When a mother omits something from her history, it is almost as impossible to imagine as it is to deny anything she includes, true or not, if you can even separate such a thing out. The word, story, face, is a wash. Her care is forceful. It is given and it can be taken away. The only thing judges, carpets, and names decrees fear more than this care is its revocation. Hence their grip. 

The world I have come of age into is quite obsessed with the personal. A person’s content, once lying below their face and name, has become nothing more than that. A person’s content is their product. 

I was not taught to be attached to many boundaries. The one between reality and curation might have looked flexible, but that’s deceptive. One always antedated the other. I believe I might be inheriting a world which denies the former in favor of the latter. I worry about the hours I have spent in early childhood, curating reality before I experienced it, following other children before I met them, comparing myself before there was really a self to compare. I say all this to usurp real concern; that I will never live up to my mother’s authenticity, which is made powerful by its contradiction. How will I learn to be a powerful contradiction? Perhaps this is the daughter’s task in life. 

*

Reader, you are lucky to be implicated in one of my mother’s stories now. In fact, she tells me, as I tell her about writing this, so as to prove I write, so as to show I am like her, she tells me in fact she never went to the court. 

“I must have gone to the Social Security office…yes, I’m remembering now, I must have gone there…” but her voice trails off. 

“So you just got a drivers license and stuff?” I ask. 

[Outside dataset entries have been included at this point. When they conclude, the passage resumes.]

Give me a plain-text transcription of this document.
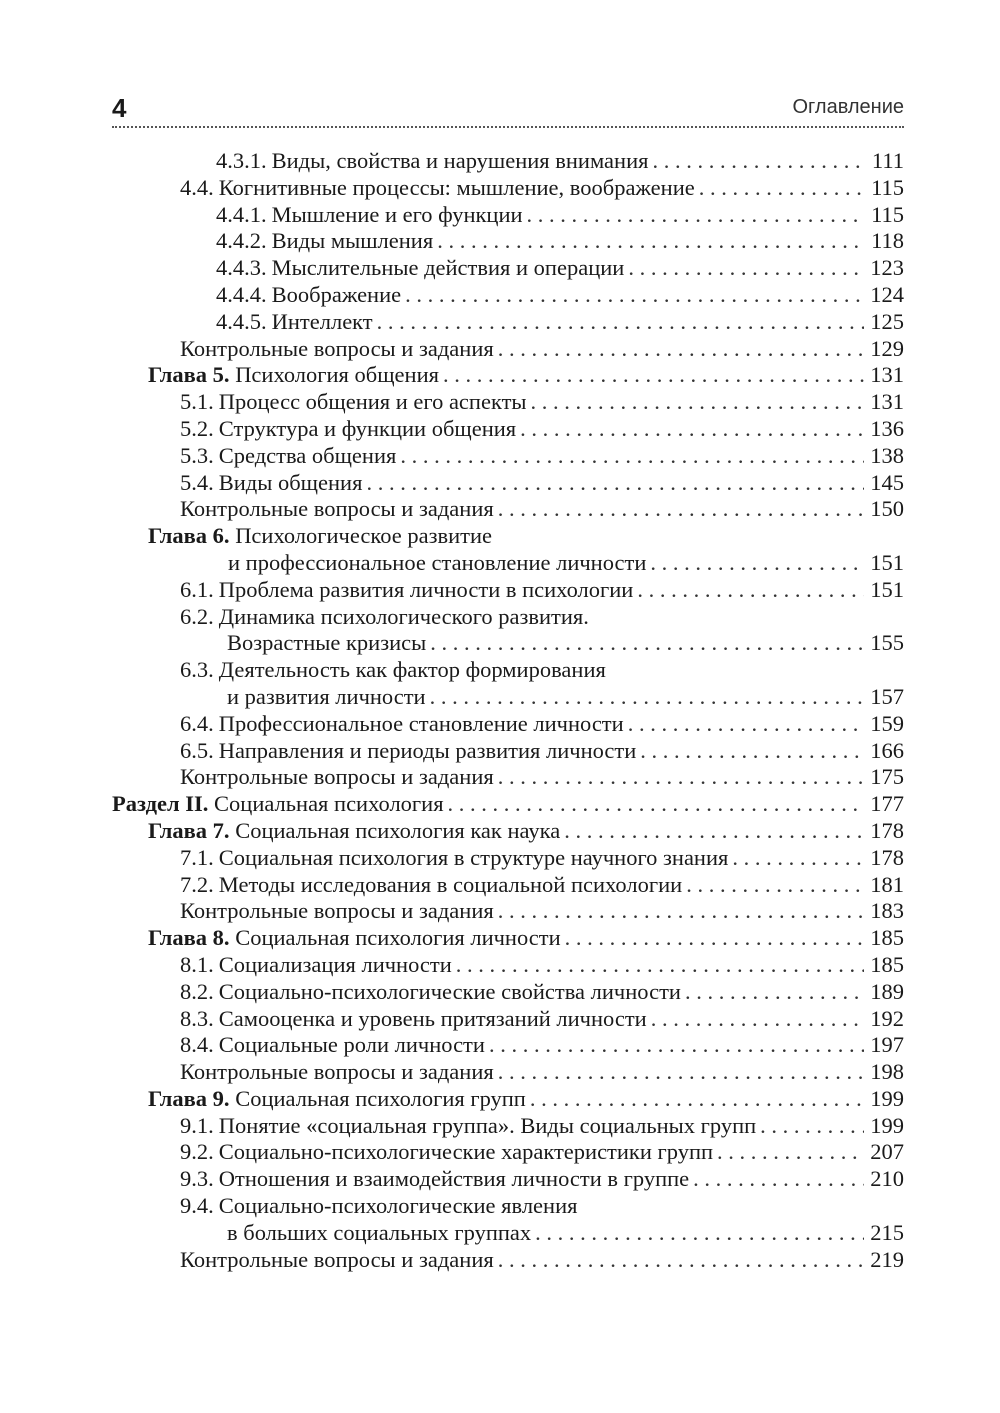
4	Оглавление
4.3.1. Виды, свойства и нарушения внимания . . .	111
4.4. Когнитивные процессы: мышление, воображение . . .	115
4.4.1. Мышление и его функции . . .	115
4.4.2. Виды мышления . . .	118
4.4.3. Мыслительные действия и операции . . .	123
4.4.4. Воображение . . .	124
4.4.5. Интеллект . . .	125
Контрольные вопросы и задания . . .	129
Глава 5. Психология общения . . .	131
5.1. Процесс общения и его аспекты . . .	131
5.2. Структура и функции общения . . .	136
5.3. Средства общения . . .	138
5.4. Виды общения . . .	145
Контрольные вопросы и задания . . .	150
Глава 6. Психологическое развитие
и профессиональное становление личности . . .	151
6.1. Проблема развития личности в психологии . . .	151
6.2. Динамика психологического развития.
Возрастные кризисы . . .	155
6.3. Деятельность как фактор формирования
и развития личности . . .	157
6.4. Профессиональное становление личности . . .	159
6.5. Направления и периоды развития личности . . .	166
Контрольные вопросы и задания . . .	175
Раздел II. Социальная психология . . .	177
Глава 7. Социальная психология как наука . . .	178
7.1. Социальная психология в структуре научного знания . . .	178
7.2. Методы исследования в социальной психологии . . .	181
Контрольные вопросы и задания . . .	183
Глава 8. Социальная психология личности . . .	185
8.1. Социализация личности . . .	185
8.2. Социально-психологические свойства личности . . .	189
8.3. Самооценка и уровень притязаний личности . . .	192
8.4. Социальные роли личности . . .	197
Контрольные вопросы и задания . . .	198
Глава 9. Социальная психология групп . . .	199
9.1. Понятие «социальная группа». Виды социальных групп . . .	199
9.2. Социально-психологические характеристики групп . . .	207
9.3. Отношения и взаимодействия личности в группе . . .	210
9.4. Социально-психологические явления
в больших социальных группах . . .	215
Контрольные вопросы и задания . . .	219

 “I don't know”, she responds, thinking audibly over the sound of clanging dishes in the background, and sporadic asides to our dog, who has replaced me. “I must have just told them who I am, and they believed it.” 

*

In one of my earliest memories of her, my mother is drawing a number eight on a large sheet of paper. Other children are there, somehow I’m aware this is my preschool classroom, and she is teaching us how to draw the figure. I think maybe, discovering one’s mother is a question of how closely you can trace a figure eight, or setting it on its side gently, each of you at an end, undulating towards the collision of the center, where each orbit collapses, then momentarily relieved by the distance, then craving that explosive closeness once more. I wonder if my mother’s way of passing on is a dying art. I know it is the act of passing that makes the art.